L’interdiction des arômes. C’est une bêtise. Les interdire dans le tabac par contre, c’est très bien.
Professeur Dautzenberg, avez-vous un avis sur l’évolution des e-liquides depuis 10 ans ?
Les e-liquides sont mieux fabriqués et l’on sait ce qu’il y a dedans maintenant. Quand on a un liquide en 12 mg de nicotine, on sait qu’il y a 12 mg dedans. Ce qui est gênant d’ailleurs, c’est que les mesures de dosage de nicotine dans le processus de fabrication (par pesée) sont bien meilleures que les mesures de contrôle qui n’utilisent pas le même processus et peuvent avoir une marge d’erreur entre 10 et 20 %.
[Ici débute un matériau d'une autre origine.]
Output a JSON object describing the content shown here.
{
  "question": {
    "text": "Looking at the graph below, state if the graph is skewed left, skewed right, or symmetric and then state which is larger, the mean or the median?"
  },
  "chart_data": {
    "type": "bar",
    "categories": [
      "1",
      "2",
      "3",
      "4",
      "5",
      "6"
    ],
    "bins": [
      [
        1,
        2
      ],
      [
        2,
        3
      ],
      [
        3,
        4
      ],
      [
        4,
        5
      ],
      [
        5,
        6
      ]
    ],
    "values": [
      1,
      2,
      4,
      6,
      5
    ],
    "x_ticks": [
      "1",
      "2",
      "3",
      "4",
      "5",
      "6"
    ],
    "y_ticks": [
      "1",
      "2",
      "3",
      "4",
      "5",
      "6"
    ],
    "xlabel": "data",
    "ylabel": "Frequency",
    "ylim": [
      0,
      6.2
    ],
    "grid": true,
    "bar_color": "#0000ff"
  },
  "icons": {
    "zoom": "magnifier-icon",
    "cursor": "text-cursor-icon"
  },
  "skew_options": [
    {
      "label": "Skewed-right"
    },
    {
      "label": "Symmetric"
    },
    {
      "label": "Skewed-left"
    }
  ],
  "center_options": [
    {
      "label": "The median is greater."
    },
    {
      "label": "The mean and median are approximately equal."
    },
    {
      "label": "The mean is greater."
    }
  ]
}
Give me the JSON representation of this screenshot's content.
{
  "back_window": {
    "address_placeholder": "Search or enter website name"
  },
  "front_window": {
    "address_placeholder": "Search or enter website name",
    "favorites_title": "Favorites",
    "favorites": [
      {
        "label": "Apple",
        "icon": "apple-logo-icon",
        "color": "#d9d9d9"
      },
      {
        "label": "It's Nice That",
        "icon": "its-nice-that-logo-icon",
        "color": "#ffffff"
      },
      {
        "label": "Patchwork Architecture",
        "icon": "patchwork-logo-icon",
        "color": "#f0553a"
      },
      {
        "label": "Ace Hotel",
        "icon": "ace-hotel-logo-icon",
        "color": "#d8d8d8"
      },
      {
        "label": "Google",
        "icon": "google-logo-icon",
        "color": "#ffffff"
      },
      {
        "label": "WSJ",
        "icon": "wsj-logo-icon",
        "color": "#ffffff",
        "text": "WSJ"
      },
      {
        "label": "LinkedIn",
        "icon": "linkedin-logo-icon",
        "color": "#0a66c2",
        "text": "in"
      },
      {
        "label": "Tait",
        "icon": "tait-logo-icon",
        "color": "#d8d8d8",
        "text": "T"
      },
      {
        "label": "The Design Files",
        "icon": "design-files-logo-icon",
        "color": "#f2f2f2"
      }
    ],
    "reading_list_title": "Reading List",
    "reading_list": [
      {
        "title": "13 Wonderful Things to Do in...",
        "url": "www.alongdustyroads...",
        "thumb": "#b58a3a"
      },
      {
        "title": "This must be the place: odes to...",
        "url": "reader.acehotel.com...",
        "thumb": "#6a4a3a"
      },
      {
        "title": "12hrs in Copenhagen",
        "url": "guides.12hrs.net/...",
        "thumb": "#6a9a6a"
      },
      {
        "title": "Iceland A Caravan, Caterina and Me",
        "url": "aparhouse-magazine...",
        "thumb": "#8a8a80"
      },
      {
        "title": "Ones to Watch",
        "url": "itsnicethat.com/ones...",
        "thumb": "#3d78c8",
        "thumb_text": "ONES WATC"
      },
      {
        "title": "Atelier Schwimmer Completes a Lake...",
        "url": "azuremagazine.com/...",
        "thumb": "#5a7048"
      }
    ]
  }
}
Il y a eu une diversification des produits en fonction de l’utilisation et c’est une bonne chose. L’apparition des sels de nicotine en est un bon exemple.
Professeur Dautzenberg, qu’est-ce qu’une bonne boutique pour vous en 2020 ?
Une bonne boutique a un peu de temps pour s’occuper des clients. Le retour d’expérience de mes patients est assez bon concernant les boutiques en général. Je leur conseille d’éviter les buralistes qui n’ont souvent pas le temps nécessaire à leur consacrer.
Professeur Dautzenberg, quelles améliorations imaginez-vous pour les 10 années à venir pour ce secteur ?
Je n’ai pas d’idées, je ne suis pas un innovateur, je suis un observateur. Ce qu’il faudrait c’est accrocher les fumeurs qui ne veulent pas encore passer à la cigarette électronique. Faire par exemple un kit de démarrage avec plusieurs embouts (drip tip) différents.
Que les gens n’aient plus peur de la nicotine et ne veuillent pas diminuer trop rapidement.
D’autant plus que certaines études récentes prouveraient que la nicotine diminuerait de 50 % le risque d’attraper la Covid19. La fumée de cigarette par contre aggrave les cas de Covid.
Merci Professeur Bertrand Dautzenberg pour cette interview et votre temps.